Chapter 5 Testing forecast accuracy

Once you have found a set of possible forecast models, you are ready to compare forecasts from a variety of models and choose a forecast model.

To quantify the forecast performance, we need to create forecasts for data that we have so that we can compare the forecast to actual data. There are two approaches to this.

5.0.1 Training set/test set

One approach is to ‘hold out’ some of your data as the test data and did not use it at all in your fitting. To measure the forecast performance, you fit to your training data and test the forecast against the data in the test set. This is the approach that Stergiou and Christou used.

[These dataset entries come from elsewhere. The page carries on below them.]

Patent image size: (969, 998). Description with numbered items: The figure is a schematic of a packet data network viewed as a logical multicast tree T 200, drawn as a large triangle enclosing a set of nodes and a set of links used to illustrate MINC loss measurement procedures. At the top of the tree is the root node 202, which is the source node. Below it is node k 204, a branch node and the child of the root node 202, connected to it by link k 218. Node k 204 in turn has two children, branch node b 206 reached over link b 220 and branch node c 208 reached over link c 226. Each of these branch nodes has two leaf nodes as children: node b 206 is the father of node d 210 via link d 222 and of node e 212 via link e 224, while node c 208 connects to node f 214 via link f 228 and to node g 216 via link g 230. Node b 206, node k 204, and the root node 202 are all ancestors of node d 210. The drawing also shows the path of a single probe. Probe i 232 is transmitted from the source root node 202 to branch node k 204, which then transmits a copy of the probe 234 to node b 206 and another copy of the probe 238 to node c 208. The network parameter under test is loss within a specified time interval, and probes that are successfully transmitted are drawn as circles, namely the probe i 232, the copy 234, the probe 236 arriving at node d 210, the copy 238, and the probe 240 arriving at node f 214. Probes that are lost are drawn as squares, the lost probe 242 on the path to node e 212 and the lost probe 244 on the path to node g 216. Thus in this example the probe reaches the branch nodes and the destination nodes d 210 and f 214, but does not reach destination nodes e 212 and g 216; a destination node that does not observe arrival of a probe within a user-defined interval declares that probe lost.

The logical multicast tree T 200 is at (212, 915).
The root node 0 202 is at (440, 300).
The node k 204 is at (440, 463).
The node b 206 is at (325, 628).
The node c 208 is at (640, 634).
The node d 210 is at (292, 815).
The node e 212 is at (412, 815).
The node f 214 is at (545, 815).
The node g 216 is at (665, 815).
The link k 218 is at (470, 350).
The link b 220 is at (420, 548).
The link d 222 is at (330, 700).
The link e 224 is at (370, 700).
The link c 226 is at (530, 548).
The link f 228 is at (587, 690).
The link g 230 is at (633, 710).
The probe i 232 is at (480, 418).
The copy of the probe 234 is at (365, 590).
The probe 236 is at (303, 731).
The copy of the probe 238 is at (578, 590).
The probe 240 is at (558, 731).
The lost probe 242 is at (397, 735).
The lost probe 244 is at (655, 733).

Stergiou and Christou used 1964-1987 as their training data and tested their forecasts against 1988 and 1989.

Forecast versus actual

We will fit to the training data and make a forecast for the test data. We can then compare the forecast to the actual values in the test data.

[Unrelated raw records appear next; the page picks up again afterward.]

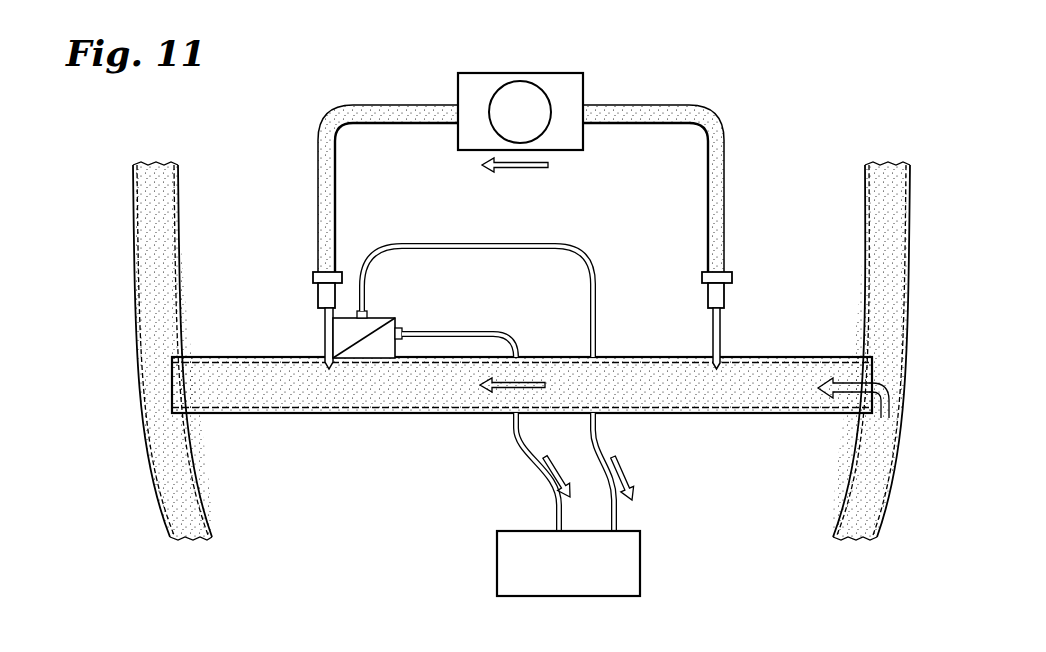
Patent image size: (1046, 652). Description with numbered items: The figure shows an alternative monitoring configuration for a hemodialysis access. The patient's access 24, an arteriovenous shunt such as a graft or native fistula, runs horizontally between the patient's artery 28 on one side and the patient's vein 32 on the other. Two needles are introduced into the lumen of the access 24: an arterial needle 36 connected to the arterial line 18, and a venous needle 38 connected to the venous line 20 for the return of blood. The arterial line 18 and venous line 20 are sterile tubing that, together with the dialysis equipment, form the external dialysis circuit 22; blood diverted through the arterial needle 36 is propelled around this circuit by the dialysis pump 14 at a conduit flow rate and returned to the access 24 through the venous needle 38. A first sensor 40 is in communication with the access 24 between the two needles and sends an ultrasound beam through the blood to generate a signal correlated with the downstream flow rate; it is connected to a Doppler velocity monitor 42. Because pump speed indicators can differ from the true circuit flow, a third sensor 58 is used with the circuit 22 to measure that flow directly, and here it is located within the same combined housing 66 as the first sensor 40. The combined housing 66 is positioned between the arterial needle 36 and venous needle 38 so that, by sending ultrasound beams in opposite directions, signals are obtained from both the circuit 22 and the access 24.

The dialysis pump 14 is at (560, 73).
The external dialysis circuit 22 is at (737, 73).
The venous line 20 is at (342, 113).
The arterial line 18 is at (715, 133).
The third sensor 58 is at (350, 318).
The combined housing 66 is at (392, 298).
The first sensor 40 is at (385, 336).
The venous needle 38 is at (325, 341).
The arterial needle 36 is at (713, 341).
The artery 28 is at (862, 205).
The vein 32 is at (142, 440).
The access 24 is at (343, 413).
The Doppler velocity monitor 42 is at (642, 562).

fit1 <- forecast::auto.arima(traindat)
fr <- forecast::forecast(fit1, h=2)
fr

##      Point Forecast    Lo 80    Hi 80    Lo 95    Hi 95
## 1988       10.03216 9.789577 10.27475 9.661160 10.40317
## 1989       10.09625 9.832489 10.36001 9.692861 10.49964

Plot the forecast and compare to the actual values in 1988 and 1989.

plot(fr)
points(testdat, pch=2, col="red")
legend("topleft", c("forecast","actual"), pch=c(20,2), col=c("blue","red"))

5.0.2 Cross-Validation

An alternate approach to is to use cross-validation. This approach uses windows or shorter segments of the whole time series to make a series of single forecasts. We can use either a variable length or a fixed length window.

Variable window

For the variable length window approach applied to the Anchovy time series, we would fit the model 1964-1973 and forecast 1974, then 1964-1974 and forecast 1975, then 1964-1975 and forecast 1976, and continue up to 1964-1988 and forecast 1989. This would create 16 forecasts which we would compare to the actual landings. The window is ‘variable’ because the length of the time series used for fitting the model, keeps increasing by 1.

Fixed window

Another approach uses a fixed window. For example, a 10-year window.

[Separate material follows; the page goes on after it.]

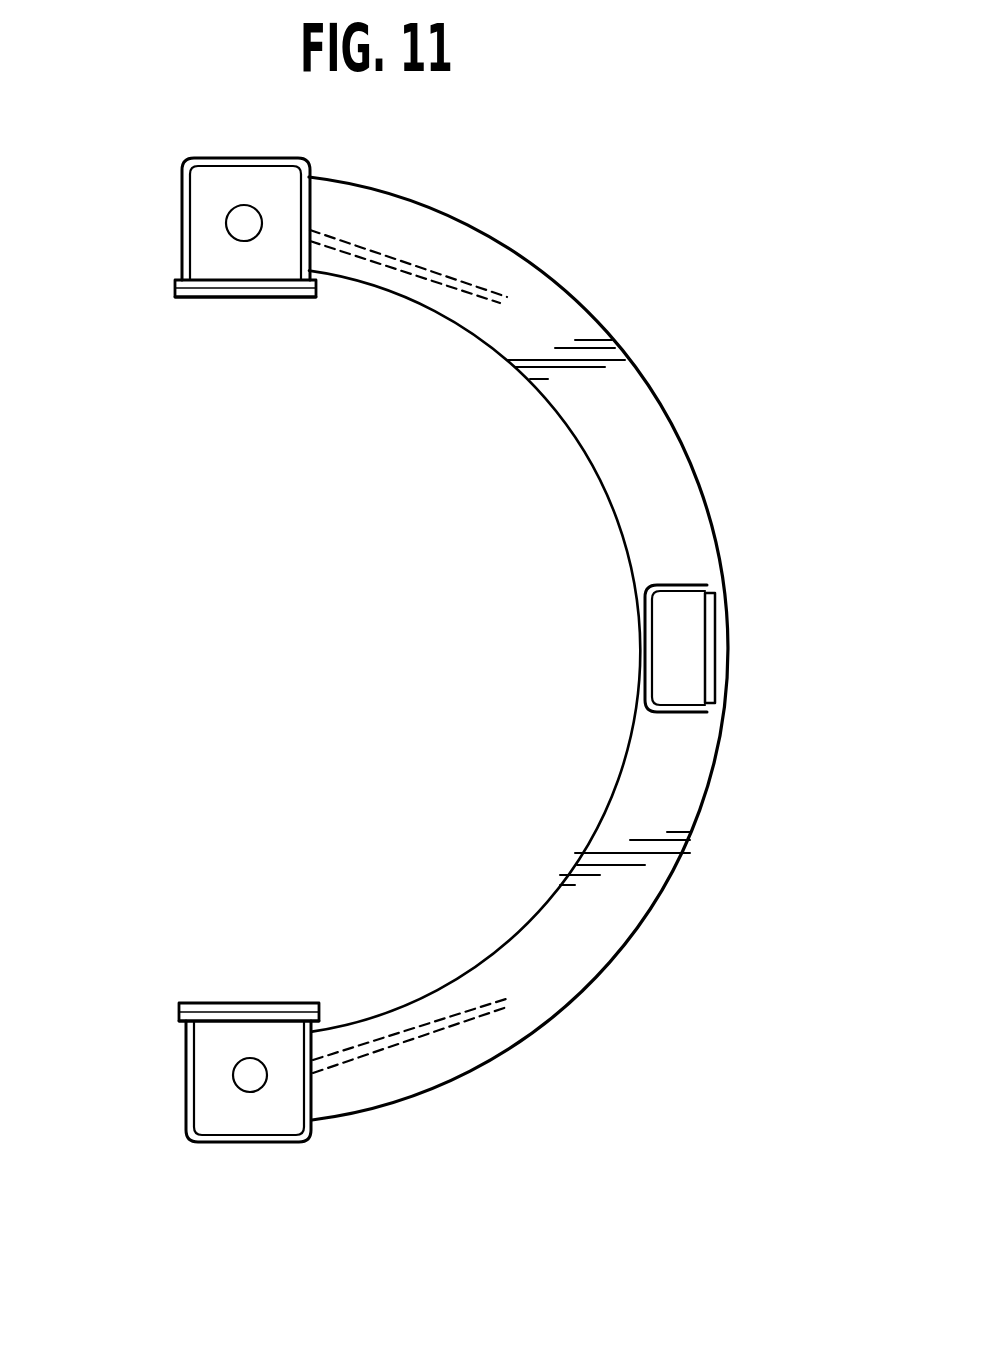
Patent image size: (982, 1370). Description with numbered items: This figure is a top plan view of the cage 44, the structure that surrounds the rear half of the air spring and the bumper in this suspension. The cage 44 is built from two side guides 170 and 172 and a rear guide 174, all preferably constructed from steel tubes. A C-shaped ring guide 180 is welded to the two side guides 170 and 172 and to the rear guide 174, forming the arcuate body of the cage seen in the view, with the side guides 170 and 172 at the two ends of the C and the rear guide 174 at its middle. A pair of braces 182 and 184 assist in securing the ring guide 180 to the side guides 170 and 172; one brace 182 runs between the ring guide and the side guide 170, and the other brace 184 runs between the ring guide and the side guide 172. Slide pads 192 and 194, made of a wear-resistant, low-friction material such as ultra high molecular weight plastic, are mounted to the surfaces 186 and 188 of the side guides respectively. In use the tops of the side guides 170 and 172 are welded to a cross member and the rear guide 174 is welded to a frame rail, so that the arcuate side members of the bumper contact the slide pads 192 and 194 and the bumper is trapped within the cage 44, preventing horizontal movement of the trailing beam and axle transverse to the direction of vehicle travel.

Cross-validation farther in future

Sometimes it makes more sense to test the performance for forecasts that are farther in the future. For example, if the data from your catch surveys takes some time to process, then you might need to make forecasts that are farther than 1 year from your last data point.

In that case, there is a gap between your training data and your test data point.